Ao final do filme, estamos irreconhecíveis. Adorando uma pareceria improvável entre a protagonistas e o suposto vilão e fazer isso com o espectador de forma tão pura é sim característica inegável de uma obra espetacular.
três anúncios para um crime é uma obra prima , sem meio termo , o filme consegue te prender do inicio ao fim e nunca apela para o cliché que muitos filmes acabam usando , e um filme maduro com um enredo que convence do início ao fim. a atuação é um dos pontos altos do filme, Frances McDormand consegue nos mostrar uma mãe forte e dura mas ao mesmo tempo triste e emotiva. os atores coadjuvantes também são o ponto alto do filme(Sam Rockwell e Woody Harrelson). o filme consegue nos mostrar uma cidade viva e que sofre com a morte te alguém importante. no fim três anúncios para um crime é um filme digno de óscar e merece toda a ótima critica que vem recebendo.
Humor ácido, critico. Roteiro denso. Incrível como como esse filme ilustra a superficialidade e o egoísmo humano de maneira tão profunda. A mensagem que ficou muito clara para mim nesse filme é que; nem sempre uma pessoa é tão ruim ou tão boa quanto nós a enxergamos, elas só são oq podem ser. Pode ser que não temos razões para ser como somos, mas com certeza temos motivo.
Filme excelente. Tudo funciona. No começo há dúvidas se o filme vai decolar mas o elenco vai segurando as pontas soltas e fazendo um incrível trabalho. Trilha sonora impecável. E a atuação de Frances Mcdormand é um espetáculo a parte. Merece ganhar em todas (ou quase) categorias que está concorrendo no Oscar.
O filme me surpreendeu. Os 3 atores principais valorizam ainda mais a história de uma mãe que luta incansavelmente para encontrar o assassino de sua filha. Mostra os problemas internos de uma família de um pai que espancava a mãe e os impactos disso na desestruturação familiar. Também o poder de PERDOAR e um soco na nossa cara com o PRECONCEITO que ainda persiste dentro de cada um de nós. O San Rockwell novamente impressiona pela sua capacidade de incorporar o personagem e dar a ele uma característica marcante.

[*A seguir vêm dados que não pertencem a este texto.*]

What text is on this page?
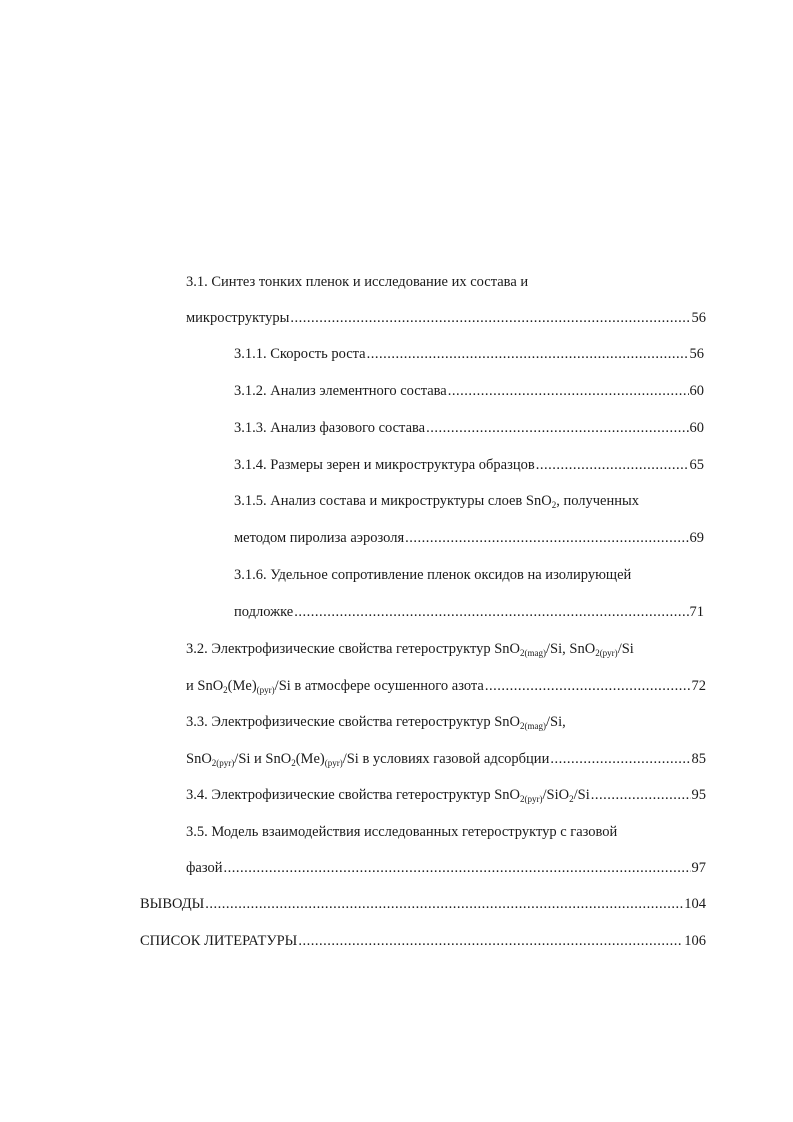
3.1. Синтез тонких пленок и исследование их состава и
микроструктуры .....	56
3.1.1. Скорость роста .....	56
3.1.2. Анализ элементного состава .....	60
3.1.3. Анализ фазового состава .....	60
3.1.4. Размеры зерен и микроструктура образцов .....	65
3.1.5. Анализ состава и микроструктуры слоев SnO$_2$, полученных
методом пиролиза аэрозоля .....	69
3.1.6. Удельное сопротивление пленок оксидов на изолирующей
подложке .....	71
3.2. Электрофизические свойства гетероструктур SnO$_{2(mag)}$/Si, SnO$_{2(pyr)}$/Si
и $SnO_2(Me)_{(pyr)}/Si$ в атмосфере осушенного азота .....	72
3.3. Электрофизические свойства гетероструктур SnO$_{2(mag)}$/Si,
SnO$_{2(pyr)}$/Si и $SnO_2(Me)_{(pyr)}/Si$ в условиях газовой адсорбции .....	85
3.4. Электрофизические свойства гетероструктур SnO$_{2(pyr)}$/SiO$_2$/Si .....	95
3.5. Модель взаимодействия исследованных гетероструктур с газовой
фазой .....	97
ВЫВОДЫ .....	104
СПИСОК ЛИТЕРАТУРЫ .....	106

Um drama porém com pitadas de comédia. FILME DIVERTIDO COM CONTEÚDO! Parabéns!
De uma coisa esse filme não peca, falta de originalidade, são alguns momentos em que está tudo calmo e você é impactado subitamente pelo roteiro a ponto de se perguntar; isso tá acontecendo mesmo? Pra mim são esses momentos que salvam o filme que só pra manter o protocolo do oscar, já que alguém tem que ser premiado mesmo não tendo tanta coisa disponível, está sendo alçado as alturas. E outra coisa, como pode uma interpretação de uma mulher que fica o filme todo de cara fechada pode ser tão endeusada? Mas no geral é legal.